Workers of Seplat Energy Plc, under the aegis of the Petroleum and Natural Gas Senior Staff Association of Nigeria (PENGASSAN), began an indefinite strike on Friday as talks over a collective bargaining agreement and staff ​welfare issues broke down.

This development may impact Nigeria’s oil production at a time when the world is facing shortages due to the Iran war, and global oil prices are recording multi-year highs.

It will also hurt Seplat Energy’s operation as Nigeria’s largest independent oil and gas producer, adding to pressure on the country to maximise supply, which is fluctuating around 1.3 million barrels per day.

PENGASSAN said its action would remain active “until further notice, adding that its members would suspend most operations, including production reporting and export activities, ​while maintaining only essential safety and power functions.

The strike notice covers onshore ‌and ⁠offshore assets, joint‑venture operations and offices nationwide from Friday.

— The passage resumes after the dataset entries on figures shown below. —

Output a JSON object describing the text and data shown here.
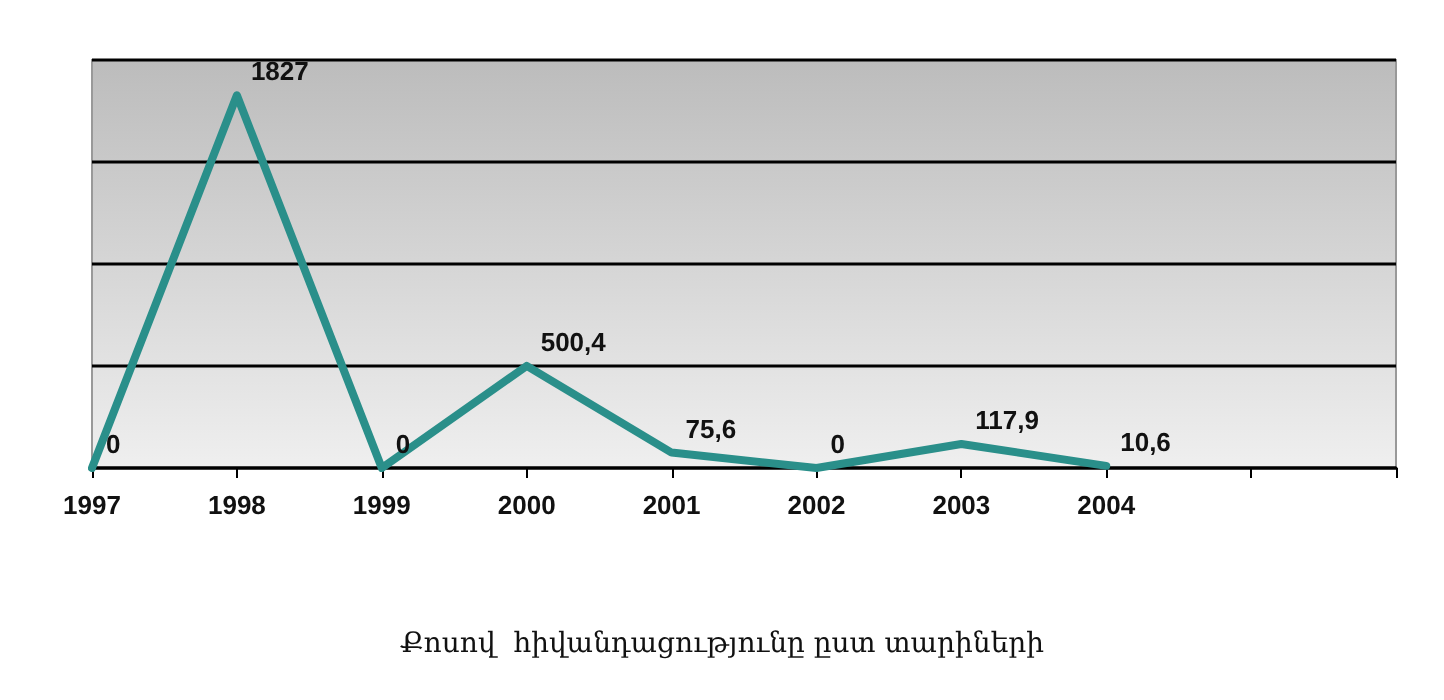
{
  "chart_data": {
    "type": "line",
    "title": "Քոսով  հիվանդացությունը ըստ տարիների",
    "categories": [
      "1997",
      "1998",
      "1999",
      "2000",
      "2001",
      "2002",
      "2003",
      "2004",
      null,
      null
    ],
    "series": [
      {
        "color": "#2a8f8a",
        "values": [
          0,
          1827,
          0,
          500.4,
          75.6,
          0,
          117.9,
          10.6,
          null,
          null
        ],
        "value_labels": [
          "0",
          "1827",
          "0",
          "500,4",
          "75,6",
          "0",
          "117,9",
          "10,6",
          null,
          null
        ]
      }
    ],
    "ylim": [
      0,
      2000
    ],
    "yticks": [
      {
        "value": 0,
        "label": null
      },
      {
        "value": 500,
        "label": null
      },
      {
        "value": 1000,
        "label": null
      },
      {
        "value": 1500,
        "label": null
      },
      {
        "value": 2000,
        "label": null
      }
    ],
    "grid": "y",
    "marker": "none",
    "line_style": "solid",
    "tick_labels": "x"
  }
}
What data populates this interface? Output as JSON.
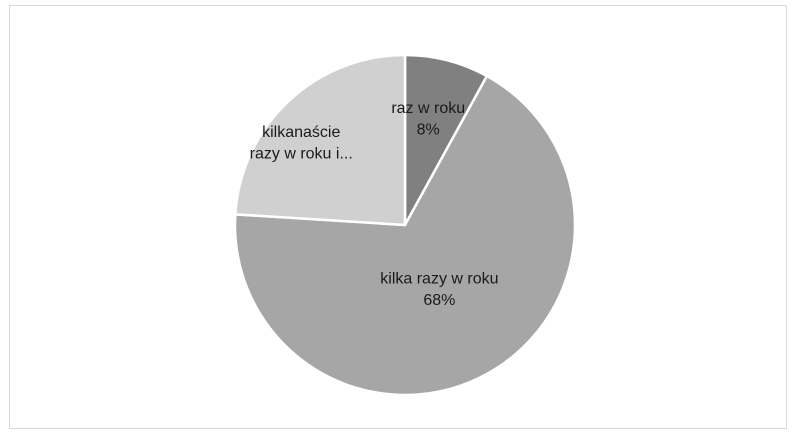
{
  "chart_data": {
    "type": "pie",
    "title": "",
    "legend": "none",
    "slices": [
      {
        "label_line1": "raz w roku",
        "label_line2": "8%",
        "value": 8,
        "color": "#808080"
      },
      {
        "label_line1": "kilka razy w roku",
        "label_line2": "68%",
        "value": 68,
        "color": "#a6a6a6"
      },
      {
        "label_line1": "kilkanaście",
        "label_line2": "razy w roku i...",
        "value": 24,
        "color": "#d0d0d0"
      }
    ]
  }
}
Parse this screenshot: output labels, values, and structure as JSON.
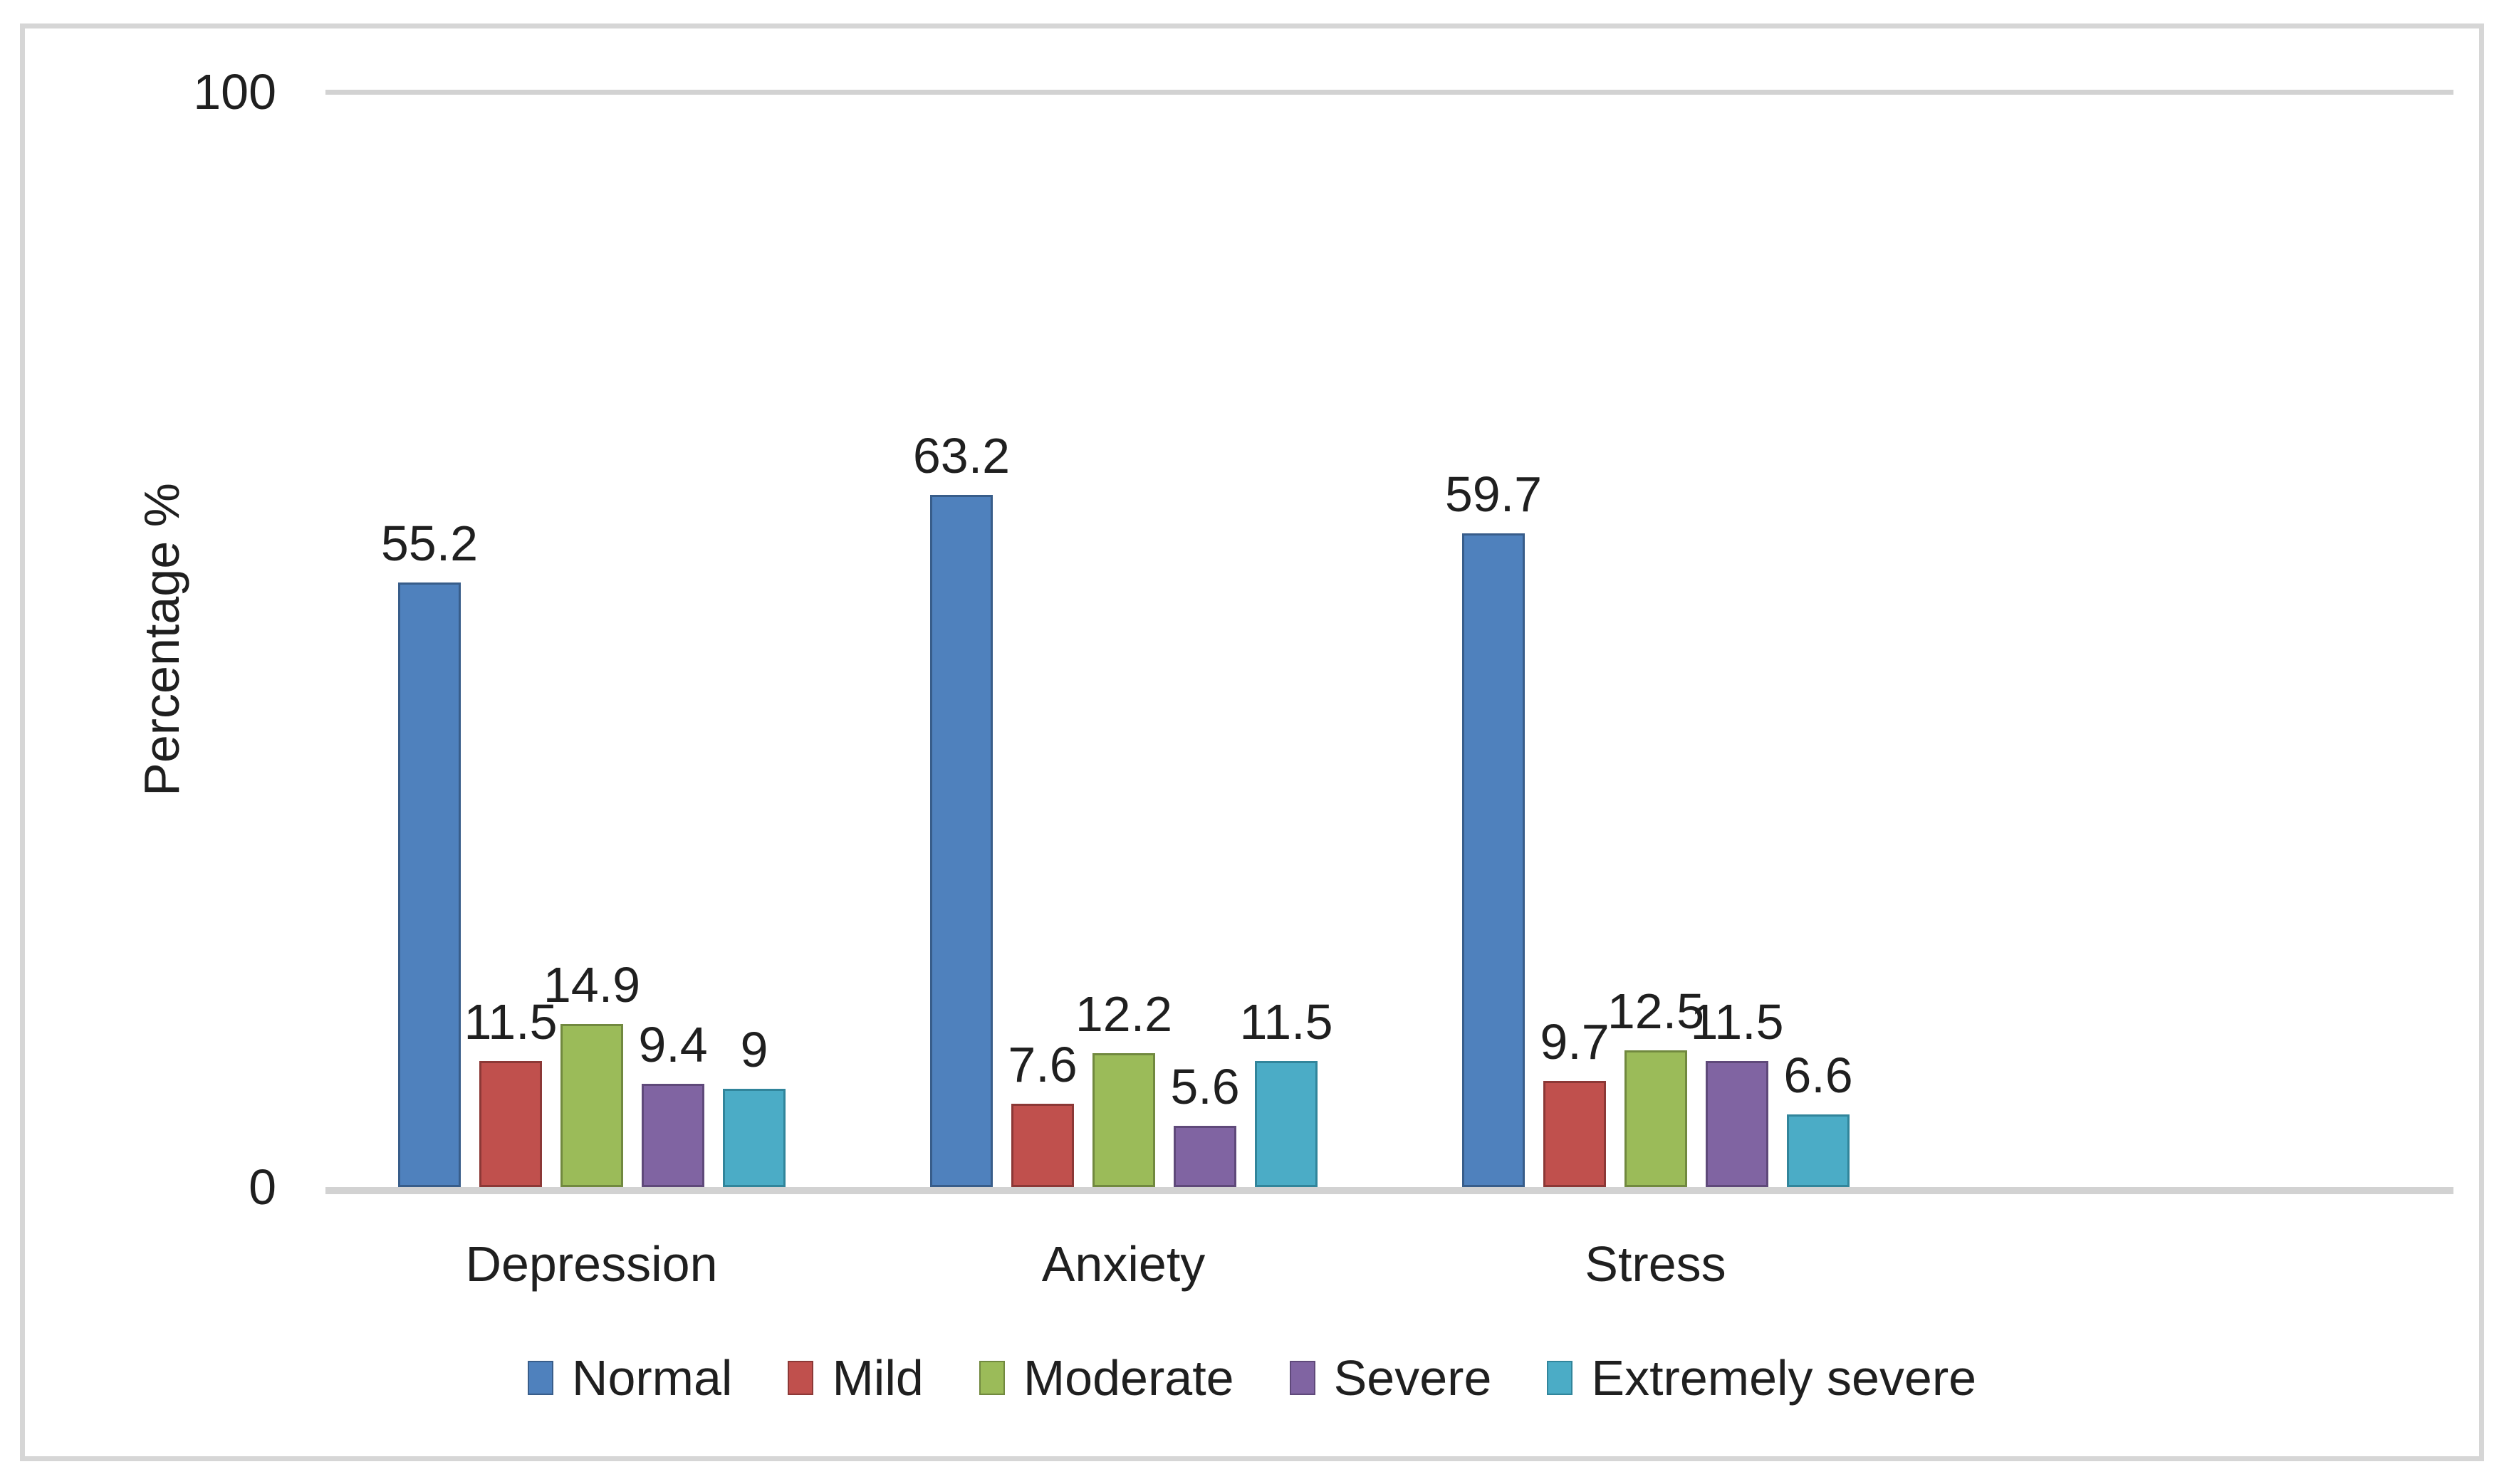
{
  "chart_data": {
    "type": "bar",
    "title": "",
    "xlabel": "",
    "ylabel": "Percentage %",
    "categories": [
      "Depression",
      "Anxiety",
      "Stress"
    ],
    "series": [
      {
        "name": "Normal",
        "color": "#4f81bd",
        "border": "#385d8a",
        "values": [
          55.2,
          63.2,
          59.7
        ],
        "labels": [
          "55.2",
          "63.2",
          "59.7"
        ]
      },
      {
        "name": "Mild",
        "color": "#c0504d",
        "border": "#8c3836",
        "values": [
          11.5,
          7.6,
          9.7
        ],
        "labels": [
          "11.5",
          "7.6",
          "9.7"
        ]
      },
      {
        "name": "Moderate",
        "color": "#9bbb59",
        "border": "#71893f",
        "values": [
          14.9,
          12.2,
          12.5
        ],
        "labels": [
          "14.9",
          "12.2",
          "12.5"
        ]
      },
      {
        "name": "Severe",
        "color": "#8064a2",
        "border": "#5f497a",
        "values": [
          9.4,
          5.6,
          11.5
        ],
        "labels": [
          "9.4",
          "5.6",
          "11.5"
        ]
      },
      {
        "name": "Extremely severe",
        "color": "#4bacc6",
        "border": "#31859b",
        "values": [
          9,
          11.5,
          6.6
        ],
        "labels": [
          "9",
          "11.5",
          "6.6"
        ]
      }
    ],
    "ylim": [
      0,
      100
    ],
    "yticks": [
      {
        "value": 0,
        "label": "0"
      },
      {
        "value": 100,
        "label": "100"
      }
    ],
    "gridlines_at": [
      100
    ],
    "legend_position": "bottom",
    "empty_trailing_slots": 1
  },
  "style": {
    "frame_border_color": "#d6d6d6",
    "grid_color": "#d2d2d2",
    "text_color": "#1f1f1f",
    "background": "#ffffff"
  }
}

Other less-skilled workers are covered by the Nigeria Labour Congress (NLC), which is not on strike with PENGASSAN.

Seplat Energy’s group production averaged 131,506 ​barrels of oil ​equivalent per ⁠day in 2025, according to its latest audited results. That is the equivalent of around ​7 per cent–9 per cent of Nigeria’s total liquids production.

The company expects ​output ⁠to rise to 155,000 barrels of oil ​equivalent per ⁠day, making any sustained disruption particularly sensitive for Nigeria’s supply outlook.

With the company’s output expected to rise, any prolonged disruption could significantly impact Nigeria’s oil supply and fiscal outlook.

The company also plans to revive hundreds of Nigerian oil wells lying fallow, which, according to its chief executive, Mr Roger Brown, will be done in collaboration with the state-owned Nigerian National Petroleum Company (NNPC) Limited, as legally mandated in the country’s oil and gas industry.